Saturday, May 31, 2014

Homecoming

The night before we went into the hospital D was woken from a sound sleep by a voice calling "Daddy."  When he got out of bed and went to check the girls they were sound asleep and so his nerves were put in edge. When we woke up and the baby inside was not moving as much as expected, the nerves from the night had him prodding me perhaps more than he would have to just go to the hospital just to be sure instead of waiting until lunch. He didn't tell me this until the doctor had already said we were staying. Thank goodness we went in. For all the complications with the delivery and then after I just don't know.... And can't think about it, I'm so thankful for little voices that whisper something's wrong.

And as it turns out I had to get a blood transfusion.  I'd lost half of my blood volume during labor. My blood volume after my c-section was a 7.5 or so.  By the next morning it had fallen to 5.9, which is dangerously low.  I had terrible time breathing and staying awake.  I was dizzy when I sat up and had a pounding sound in my ears.  My complexion had an awful white pallid appearance, even my lips had no color. Sometimes choices are made for us without us really having any opinion in it.  So I spent 6 hours on Thursday getting a blood transfusion from a donor.  



By Thursday afternoon I had more color, more energy and the room stopped spinning. By Friday morning the pounding in my ears was gone, my chest didn't hurt to breathe in the smallest gasps of breath, and I wanted to go home. The doctors however were not consenting and now Evie was starting to look yellow with jaundice and her bilirubin levels had risen some. 

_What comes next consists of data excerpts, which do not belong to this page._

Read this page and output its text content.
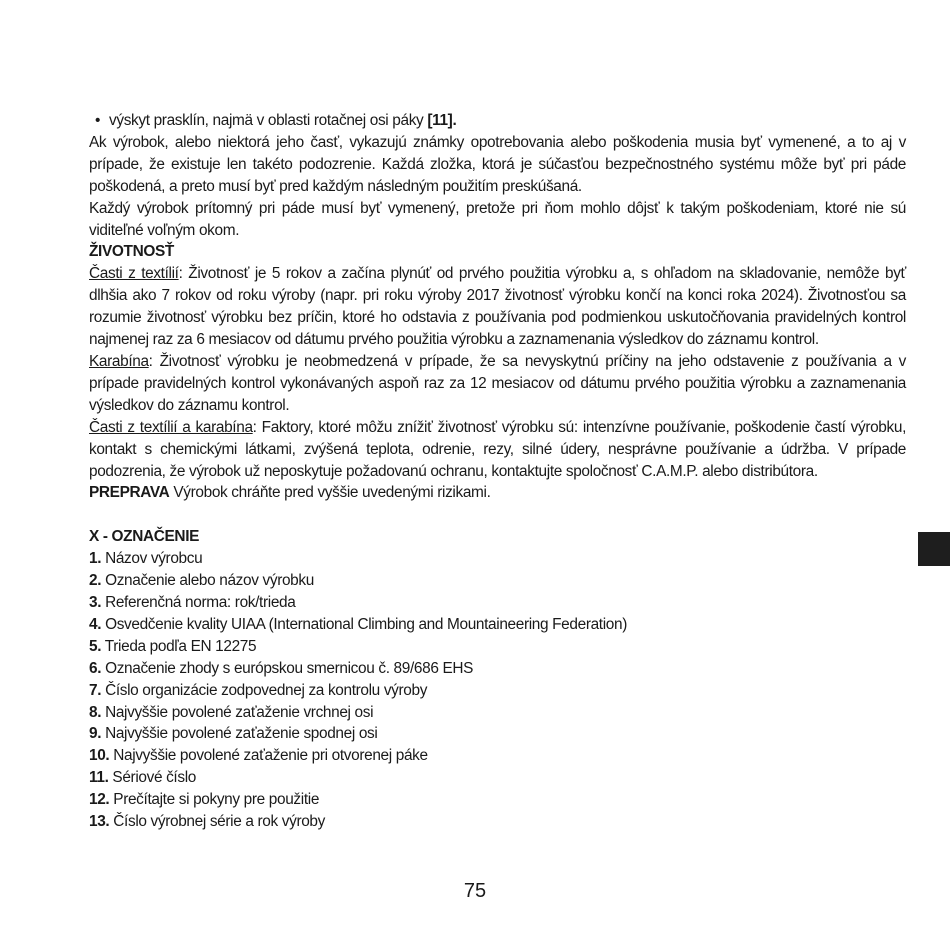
• výskyt prasklín, najmä v oblasti rotačnej osi páky [11].

Ak výrobok, alebo niektorá jeho časť, vykazujú známky opotrebovania alebo poškodenia musia byť vymenené, a to aj v prípade, že existuje len takéto podozrenie. Každá zložka, ktorá je súčasťou bezpečnostného systému môže byť pri páde poškodená, a preto musí byť pred každým následným použitím preskúšaná.

Každý výrobok prítomný pri páde musí byť vymenený, pretože pri ňom mohlo dôjsť k takým poškodeniam, ktoré nie sú viditeľné voľným okom.

ŽIVOTNOSŤ

Časti z textílií: Životnosť je 5 rokov a začína plynúť od prvého použitia výrobku a, s ohľadom na skladovanie, nemôže byť dlhšia ako 7 rokov od roku výroby (napr. pri roku výroby 2017 životnosť výrobku končí na konci roka 2024). Životnosťou sa rozumie životnosť výrobku bez príčin, ktoré ho odstavia z používania pod podmienkou uskutočňovania pravidelných kontrol najmenej raz za 6 mesiacov od dátumu prvého použitia výrobku a zaznamenania výsledkov do záznamu kontrol.

Karabína: Životnosť výrobku je neobmedzená v prípade, že sa nevyskytnú príčiny na jeho odstavenie z používania a v prípade pravidelných kontrol vykonávaných aspoň raz za 12 mesiacov od dátumu prvého použitia výrobku a zaznamenania výsledkov do záznamu kontrol.

Časti z textílií a karabína: Faktory, ktoré môžu znížiť životnosť výrobku sú: intenzívne používanie, poškodenie častí výrobku, kontakt s chemickými látkami, zvýšená teplota, odrenie, rezy, silné údery, nesprávne používanie a údržba. V prípade podozrenia, že výrobok už neposkytuje požadovanú ochranu, kontaktujte spoločnosť C.A.M.P. alebo distribútora.

PREPRAVA Výrobok chráňte pred vyššie uvedenými rizikami.

X - OZNAČENIE

1. Názov výrobcu
2. Označenie alebo názov výrobku
3. Referenčná norma: rok/trieda
4. Osvedčenie kvality UIAA (International Climbing and Mountaineering Federation)
5. Trieda podľa EN 12275
6. Označenie zhody s európskou smernicou č. 89/686 EHS
7. Číslo organizácie zodpovednej za kontrolu výroby
8. Najvyššie povolené zaťaženie vrchnej osi
9. Najvyššie povolené zaťaženie spodnej osi
10. Najvyššie povolené zaťaženie pri otvorenej páke
11. Sériové číslo
12. Prečítajte si pokyny pre použitie
13. Číslo výrobnej série a rok výroby
75
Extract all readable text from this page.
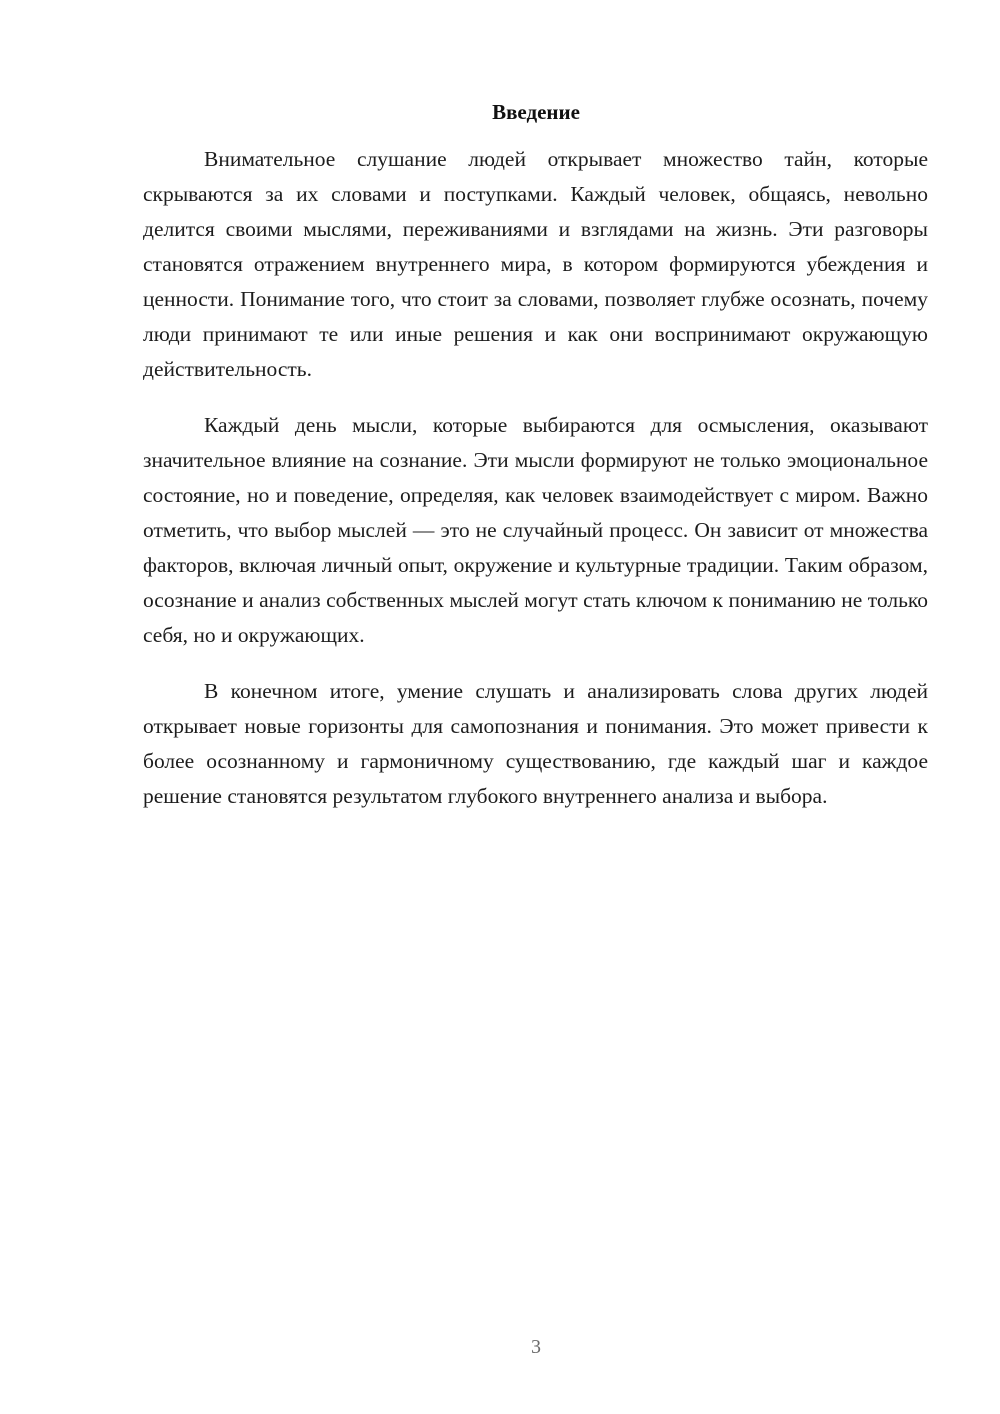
Введение

Внимательное слушание людей открывает множество тайн, которые скрываются за их словами и поступками. Каждый человек, общаясь, невольно делится своими мыслями, переживаниями и взглядами на жизнь. Эти разговоры становятся отражением внутреннего мира, в котором формируются убеждения и ценности. Понимание того, что стоит за словами, позволяет глубже осознать, почему люди принимают те или иные решения и как они воспринимают окружающую действительность.

Каждый день мысли, которые выбираются для осмысления, оказывают значительное влияние на сознание. Эти мысли формируют не только эмоциональное состояние, но и поведение, определяя, как человек взаимодействует с миром. Важно отметить, что выбор мыслей — это не случайный процесс. Он зависит от множества факторов, включая личный опыт, окружение и культурные традиции. Таким образом, осознание и анализ собственных мыслей могут стать ключом к пониманию не только себя, но и окружающих.

В конечном итоге, умение слушать и анализировать слова других людей открывает новые горизонты для самопознания и понимания. Это может привести к более осознанному и гармоничному существованию, где каждый шаг и каждое решение становятся результатом глубокого внутреннего анализа и выбора.

3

By Saturday, today, I was ready to leave with strict orders to start piling on the foods rich in iron and to "do nothing" for at least 2 weeks. Evie has been released to go home but a nurse has to visit our house in the morning to check her levels again and she already has a doctor appointment for Monday morning. 


After we signed the discharge papers for Evie I cried. She really was coming home with us. A butterfly flew up to my hospital window and fluttered across the window pane and off again. She'll forever have an angel. In my wheelchair chariot out of the hospital with Evie in her car seat on my lap I cried again. The combination of happiness at the reality of bringing Evie home and memory of leaving Gabraella behind there is something that cannot be given words. How can such extremes of relief, happiness, anxiety, anticipation, sadness, and thankfulness be present in a heart at the same time?



Sitting in our recliners at home with her in front of us sleeping peacefully the relief caught both of us, and the anxiety we had from this week ran for just the briefest of moments down both our cheeks. Nothing about any of the last 2 years has been easy. I'd go anywhere and do anything with him.  



I do want to mention that the care and kindness of the nurses at Sisters Hospital was absolutely beyond any standards I had previously set.